Credit: Data Science Central
Are you looking to learn python for data science but have a time crunch? Are you making your career shift into data science and want to learn python? In this blog, we will talk about learning python for data science in just 30 days. Also, we will look at weekly schedules and topics to cover in python.
Before directly jumping to python, let us understand about the usage of python in data science.
Data Science Pipeline
Data science is a multidisciplinary blend of data inference, algorithm development, and technology in order to solve analytically complex problems. It provides solutions to real-world problems using data available. But, data analysis is not a one-step process. It is a group of multiple techniques employed to reach a suitable solution for a problem. Also, a data scientist may need to go through multiple stages to arrive at some insights for a particular problem. This series of stages collectively is known as a data science pipeline. Let us have a look at various stages involved.

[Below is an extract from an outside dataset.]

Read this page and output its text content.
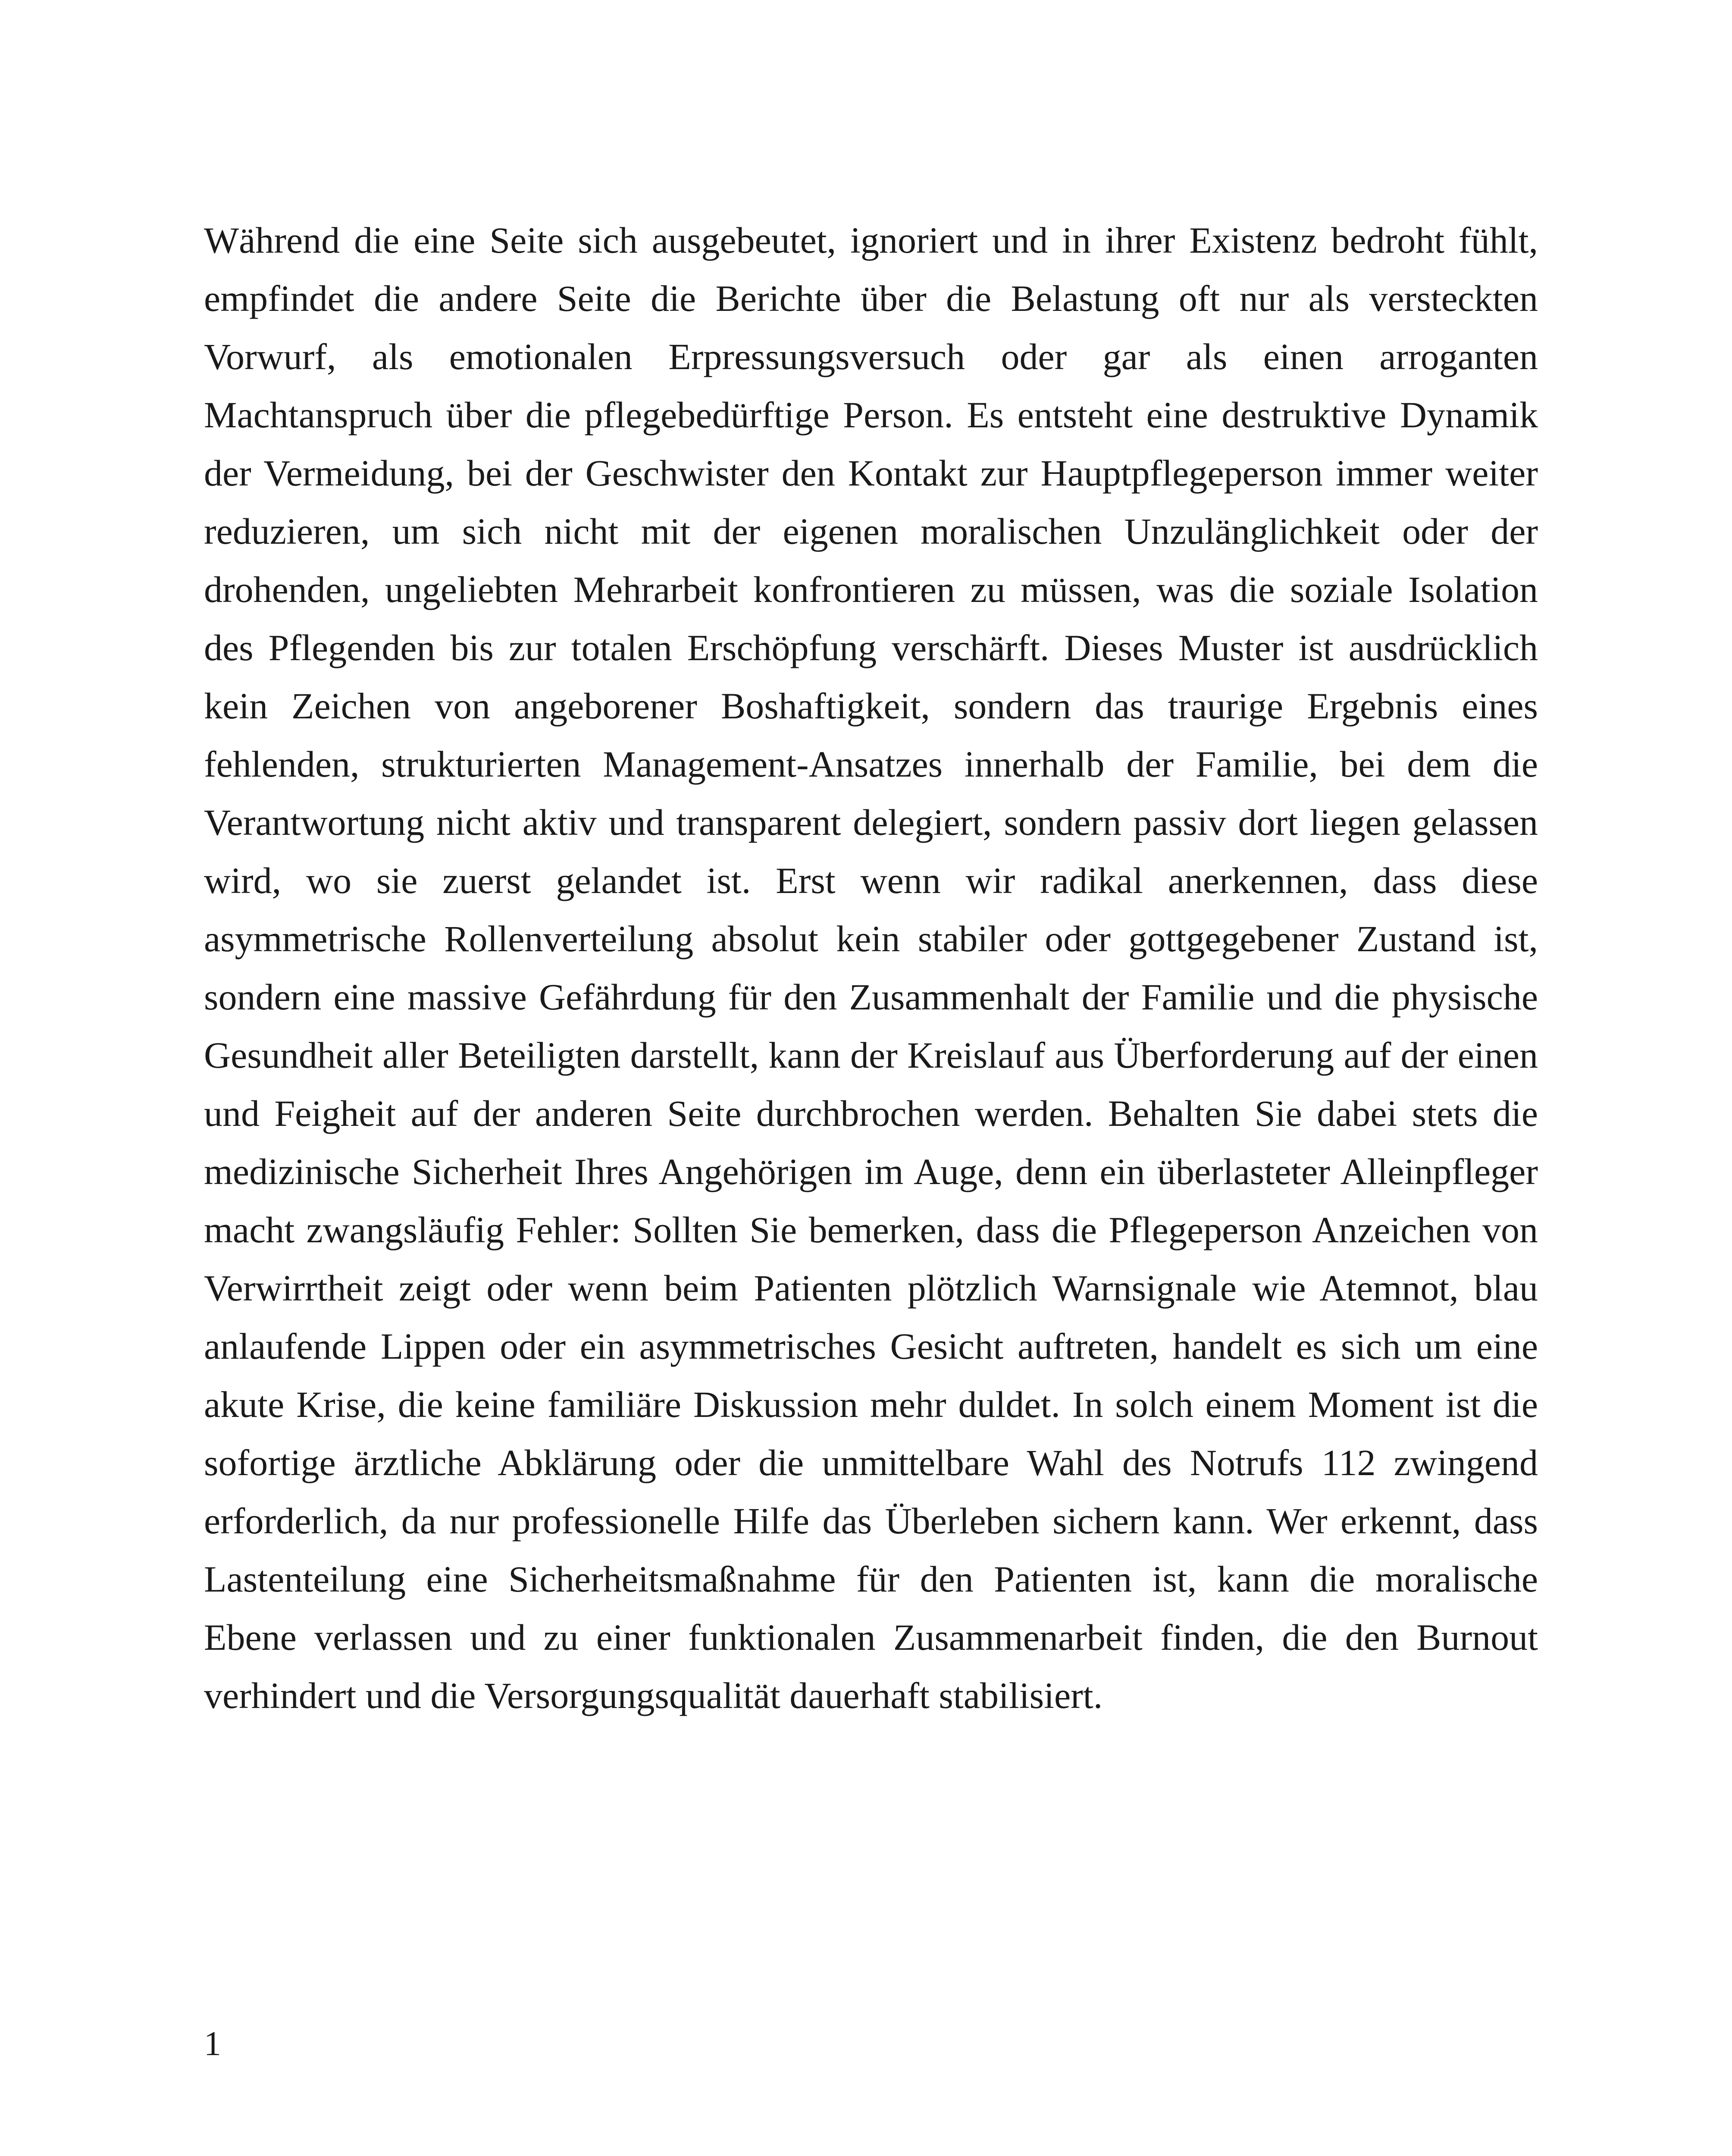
Während die eine Seite sich ausgebeutet, ignoriert und in ihrer Existenz bedroht fühlt, empfindet die andere Seite die Berichte über die Belastung oft nur als versteckten Vorwurf, als emotionalen Erpressungsversuch oder gar als einen arroganten Machtanspruch über die pflegebedürftige Person. Es entsteht eine destruktive Dynamik der Vermeidung, bei der Geschwister den Kontakt zur Hauptpflegeperson immer weiter reduzieren, um sich nicht mit der eigenen moralischen Unzulänglichkeit oder der drohenden, ungeliebten Mehrarbeit konfrontieren zu müssen, was die soziale Isolation des Pflegenden bis zur totalen Erschöpfung verschärft. Dieses Muster ist ausdrücklich kein Zeichen von angeborener Boshaftigkeit, sondern das traurige Ergebnis eines fehlenden, strukturierten Management-Ansatzes innerhalb der Familie, bei dem die Verantwortung nicht aktiv und transparent delegiert, sondern passiv dort liegen gelassen wird, wo sie zuerst gelandet ist. Erst wenn wir radikal anerkennen, dass diese asymmetrische Rollenverteilung absolut kein stabiler oder gottgegebener Zustand ist, sondern eine massive Gefährdung für den Zusammenhalt der Familie und die physische Gesundheit aller Beteiligten darstellt, kann der Kreislauf aus Überforderung auf der einen und Feigheit auf der anderen Seite durchbrochen werden. Behalten Sie dabei stets die medizinische Sicherheit Ihres Angehörigen im Auge, denn ein überlasteter Alleinpfleger macht zwangsläufig Fehler: Sollten Sie bemerken, dass die Pflegeperson Anzeichen von Verwirrtheit zeigt oder wenn beim Patienten plötzlich Warnsignale wie Atemnot, blau anlaufende Lippen oder ein asymmetrisches Gesicht auftreten, handelt es sich um eine akute Krise, die keine familiäre Diskussion mehr duldet. In solch einem Moment ist die sofortige ärztliche Abklärung oder die unmittelbare Wahl des Notrufs 112 zwingend erforderlich, da nur professionelle Hilfe das Überleben sichern kann. Wer erkennt, dass Lastenteilung eine Sicherheitsmaßnahme für den Patienten ist, kann die moralische Ebene verlassen und zu einer funktionalen Zusammenarbeit finden, die den Burnout verhindert und die Versorgungsqualität dauerhaft stabilisiert.

1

Click on picture to zoom in
Contrary to common belief, the hardest part of data science isn’t building an accurate model or obtaining good, clean data. It is much harder to define feasible problems and come up with reasonable ways of measuring solutions. Problem definition aims at understanding, in depth, a given problem at hand. Multiple brainstorming sessions are organized to correctly define a problem because of your end goal with depending upon what problem you are trying to solve. Hence, if you go wrong during the problem definition phase itself, you will be delivering a solution to a problem which never even existed at first
Hypothesis testing is an act in statistics whereby an analyst tests an assumption regarding a population parameter. The methodology employed by the analyst depends on the nature of the data used and the reason for the analysis. Hypothesis testing is used to infer the result of a hypothesis performed on sample data from a larger population. In simple words, we form some assumptions during problem definition phase and then validate those assumptions statistically using data.
Data collection and processing
Data collection is the process of gathering and measuring information on variables of interest, in an established systematic fashion that enables one to answer stated research questions, test hypotheses, and evaluate outcomes. Moreover, the data collection component of research is common to all fields of study including physical and social sciences, humanities, business, etc. While methods vary by discipline, the emphasis on ensuring accurate and honest collection remains the same. Furthermore, Data processing is more about a series of actions or steps performed on data to verify, organize, transform, integrate, and extract data in an appropriate output form for subsequent use. Methods of processing must be rigorously documented to ensure the utility and integrity of the data.
EDA and feature Engineering
Once you have clean and transformed data, the next step for machine learning projects is to become intimately familiar with the data using exploratory data analysis (EDA). EDA is about numeric summaries, plots, aggregations, distributions, densities, reviewing all the levels of factor variables and applying general statistical methods. A clear understanding of the data provides the foundation for model selection, i.e. choosing the correct machine learning algorithm to solve your problem. Also, Feature engineering is the process of determining which predictor variables will contribute the most to the predictive power of a machine learning algorithm. The process of feature engineering is as much of an art as a science. Often feature engineering is a give-and-take process with exploratory data analysis to provide much-needed intuition about the data. It’s good to have a domain expert around for this process, but it’s also good to use your imagination.
Modelling and Prediction
Machine learning can be used to make predictions about the future. You provide a model with a collection of training instances, fit the model on this data set, and then apply the model to new instances to make predictions. Predictive modelling is useful for startups because you can make products that adapt based on expected user behaviour. For example, if a viewer consistently watches the same broadcaster on a streaming service, the application can load that channel on application startup.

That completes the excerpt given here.